An Atlanta man is suing the Georgia Department of Driver Services over a personalized license plate. The words he wanted to have on the plate reference his sexual orientation.
Cyrus Gilbert feels his rights were violated by the state when his request for a personalized license plate was denied. Thousands of prestige plates are on cars all over the state.
"You drive down the road and you see the whole Mrs. so and so or Mr. so and so or someone's favorite team of some sort and I thought, 'that's kind of cool,'" Gilbert said.
Gilbert applied for a personalized plate for his car. As an openly gay man, he wanted a plate that would represent him. He tried 4GAYLIB, then GAYPWR and GAYGUY.
"In some small way I feel it would be something for me to be kind of proud of who I am and be a supporter of gay rights, gay and lesbian rights and the community that I live in," Gilbert said.
All three requests were denied.
"The ones that I applied for happened to be on the banned tag list," Gilbert said.
Gilbert feels his rights were violated.
"It's my choice to say I'm a gay man.

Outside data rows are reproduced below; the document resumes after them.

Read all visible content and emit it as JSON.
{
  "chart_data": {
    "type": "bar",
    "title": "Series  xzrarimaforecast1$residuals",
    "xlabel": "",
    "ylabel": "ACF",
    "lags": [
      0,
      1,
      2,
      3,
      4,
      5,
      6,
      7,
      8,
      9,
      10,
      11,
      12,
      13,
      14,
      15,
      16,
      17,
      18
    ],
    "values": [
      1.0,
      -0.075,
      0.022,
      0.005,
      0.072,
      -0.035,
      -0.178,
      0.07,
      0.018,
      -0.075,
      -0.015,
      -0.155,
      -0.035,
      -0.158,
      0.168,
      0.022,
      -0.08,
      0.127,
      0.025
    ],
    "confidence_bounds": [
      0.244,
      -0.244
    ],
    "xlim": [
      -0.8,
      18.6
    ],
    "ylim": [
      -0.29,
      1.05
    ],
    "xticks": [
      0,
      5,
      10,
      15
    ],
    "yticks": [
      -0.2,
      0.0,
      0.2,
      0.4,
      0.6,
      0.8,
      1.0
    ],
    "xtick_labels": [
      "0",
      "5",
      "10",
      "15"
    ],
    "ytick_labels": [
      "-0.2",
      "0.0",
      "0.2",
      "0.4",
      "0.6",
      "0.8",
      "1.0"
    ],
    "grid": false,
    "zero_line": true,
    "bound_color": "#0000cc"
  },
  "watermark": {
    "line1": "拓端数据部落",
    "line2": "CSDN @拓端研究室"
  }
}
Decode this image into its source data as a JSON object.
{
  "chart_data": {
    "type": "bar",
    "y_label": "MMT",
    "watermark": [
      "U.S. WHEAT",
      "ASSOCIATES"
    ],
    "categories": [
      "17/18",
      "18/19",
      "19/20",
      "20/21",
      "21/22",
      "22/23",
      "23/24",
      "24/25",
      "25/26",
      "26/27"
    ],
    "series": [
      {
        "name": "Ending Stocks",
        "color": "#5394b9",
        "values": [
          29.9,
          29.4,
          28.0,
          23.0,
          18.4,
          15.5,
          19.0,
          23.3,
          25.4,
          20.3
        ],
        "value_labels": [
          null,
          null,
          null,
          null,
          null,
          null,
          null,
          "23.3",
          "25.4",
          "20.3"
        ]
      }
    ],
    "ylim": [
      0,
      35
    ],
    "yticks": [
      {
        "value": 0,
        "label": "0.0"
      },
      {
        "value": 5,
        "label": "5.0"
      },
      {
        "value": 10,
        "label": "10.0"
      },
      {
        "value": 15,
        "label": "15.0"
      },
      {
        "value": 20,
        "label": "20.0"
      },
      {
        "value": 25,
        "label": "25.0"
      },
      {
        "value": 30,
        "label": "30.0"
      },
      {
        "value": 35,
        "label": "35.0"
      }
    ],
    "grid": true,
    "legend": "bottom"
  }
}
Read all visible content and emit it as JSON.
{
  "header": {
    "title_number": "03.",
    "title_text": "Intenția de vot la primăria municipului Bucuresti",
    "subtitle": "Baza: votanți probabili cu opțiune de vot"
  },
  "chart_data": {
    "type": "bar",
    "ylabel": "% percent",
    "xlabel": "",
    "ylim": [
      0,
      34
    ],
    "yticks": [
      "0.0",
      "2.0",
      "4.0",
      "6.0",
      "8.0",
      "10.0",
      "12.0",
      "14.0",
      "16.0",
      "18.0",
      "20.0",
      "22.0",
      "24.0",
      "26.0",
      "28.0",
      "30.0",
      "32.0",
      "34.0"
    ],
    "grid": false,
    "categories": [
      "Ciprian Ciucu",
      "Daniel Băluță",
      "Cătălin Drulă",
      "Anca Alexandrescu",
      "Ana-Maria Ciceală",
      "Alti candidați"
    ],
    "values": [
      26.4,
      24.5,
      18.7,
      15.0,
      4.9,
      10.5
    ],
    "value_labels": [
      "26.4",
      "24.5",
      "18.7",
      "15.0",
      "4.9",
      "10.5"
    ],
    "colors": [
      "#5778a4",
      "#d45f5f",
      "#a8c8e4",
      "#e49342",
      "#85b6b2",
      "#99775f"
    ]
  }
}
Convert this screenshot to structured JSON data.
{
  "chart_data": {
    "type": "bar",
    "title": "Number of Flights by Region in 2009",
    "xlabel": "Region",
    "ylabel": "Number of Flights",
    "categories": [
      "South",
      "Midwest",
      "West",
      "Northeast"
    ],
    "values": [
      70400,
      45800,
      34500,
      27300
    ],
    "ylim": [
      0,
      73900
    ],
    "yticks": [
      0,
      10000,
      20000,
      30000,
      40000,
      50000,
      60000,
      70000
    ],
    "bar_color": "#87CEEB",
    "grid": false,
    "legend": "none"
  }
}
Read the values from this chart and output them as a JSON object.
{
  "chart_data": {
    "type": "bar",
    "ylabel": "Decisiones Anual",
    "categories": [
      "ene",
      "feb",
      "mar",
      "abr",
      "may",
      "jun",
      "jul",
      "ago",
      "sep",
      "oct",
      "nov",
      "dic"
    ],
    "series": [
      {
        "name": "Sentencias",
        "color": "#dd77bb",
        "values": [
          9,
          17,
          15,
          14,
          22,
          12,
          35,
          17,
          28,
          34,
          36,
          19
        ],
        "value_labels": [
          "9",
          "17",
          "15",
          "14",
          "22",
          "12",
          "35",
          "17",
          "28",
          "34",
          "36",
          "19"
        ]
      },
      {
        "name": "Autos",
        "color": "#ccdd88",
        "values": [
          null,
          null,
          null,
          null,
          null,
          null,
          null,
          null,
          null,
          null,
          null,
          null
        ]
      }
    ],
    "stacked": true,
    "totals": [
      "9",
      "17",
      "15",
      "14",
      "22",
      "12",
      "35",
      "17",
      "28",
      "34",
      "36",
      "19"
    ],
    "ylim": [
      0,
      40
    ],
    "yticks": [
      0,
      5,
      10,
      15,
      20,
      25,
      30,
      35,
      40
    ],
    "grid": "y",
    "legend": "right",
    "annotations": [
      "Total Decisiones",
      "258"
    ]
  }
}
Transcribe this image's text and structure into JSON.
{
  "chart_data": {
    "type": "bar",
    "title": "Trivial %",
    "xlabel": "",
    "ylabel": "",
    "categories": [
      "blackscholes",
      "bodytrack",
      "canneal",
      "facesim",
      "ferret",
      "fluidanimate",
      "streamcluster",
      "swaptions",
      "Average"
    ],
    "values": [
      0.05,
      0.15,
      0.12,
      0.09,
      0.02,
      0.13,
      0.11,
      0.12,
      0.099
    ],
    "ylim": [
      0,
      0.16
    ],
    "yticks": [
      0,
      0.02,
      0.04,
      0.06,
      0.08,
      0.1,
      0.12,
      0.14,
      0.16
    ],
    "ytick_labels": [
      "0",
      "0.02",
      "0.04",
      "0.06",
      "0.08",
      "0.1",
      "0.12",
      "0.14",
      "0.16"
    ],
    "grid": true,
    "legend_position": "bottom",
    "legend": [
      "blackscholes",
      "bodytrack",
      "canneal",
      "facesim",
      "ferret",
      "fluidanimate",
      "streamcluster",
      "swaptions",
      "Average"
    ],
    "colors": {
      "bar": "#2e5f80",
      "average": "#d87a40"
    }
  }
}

No one's saying it to me, no one's saying it for me. It's my choice to say that," Gilbert said.
Gilbert hired attorney Cynthia Counts and sued the state.
"It's a forum for speech and the government provides it. They can't restrict speech unless there's a compelling state interest, certainly a legitimate state interest, and here I see no interest at all," Counts said.
Gilbert would like to see the state change their position and allow him to have the vanity plate.
"You know, I'm a reasonable person. Just to have it on a list and say it's bad is not acceptable," Gilbert said.
The Dept. of Revenue and the Attorney General's office had no comment because of pending litigation.
However, The Department of Driver Services released the following statement Wednesday:
"The Department of Driver Services (DDS) plays no role in the issuance of prestige license plates. Since July 1, 2005, jurisdiction over motor vehicle registration including the review of content proposed for prestige license plates has fallen within the purview of the Department of Revenue as a result of the implementation of House Bill 501."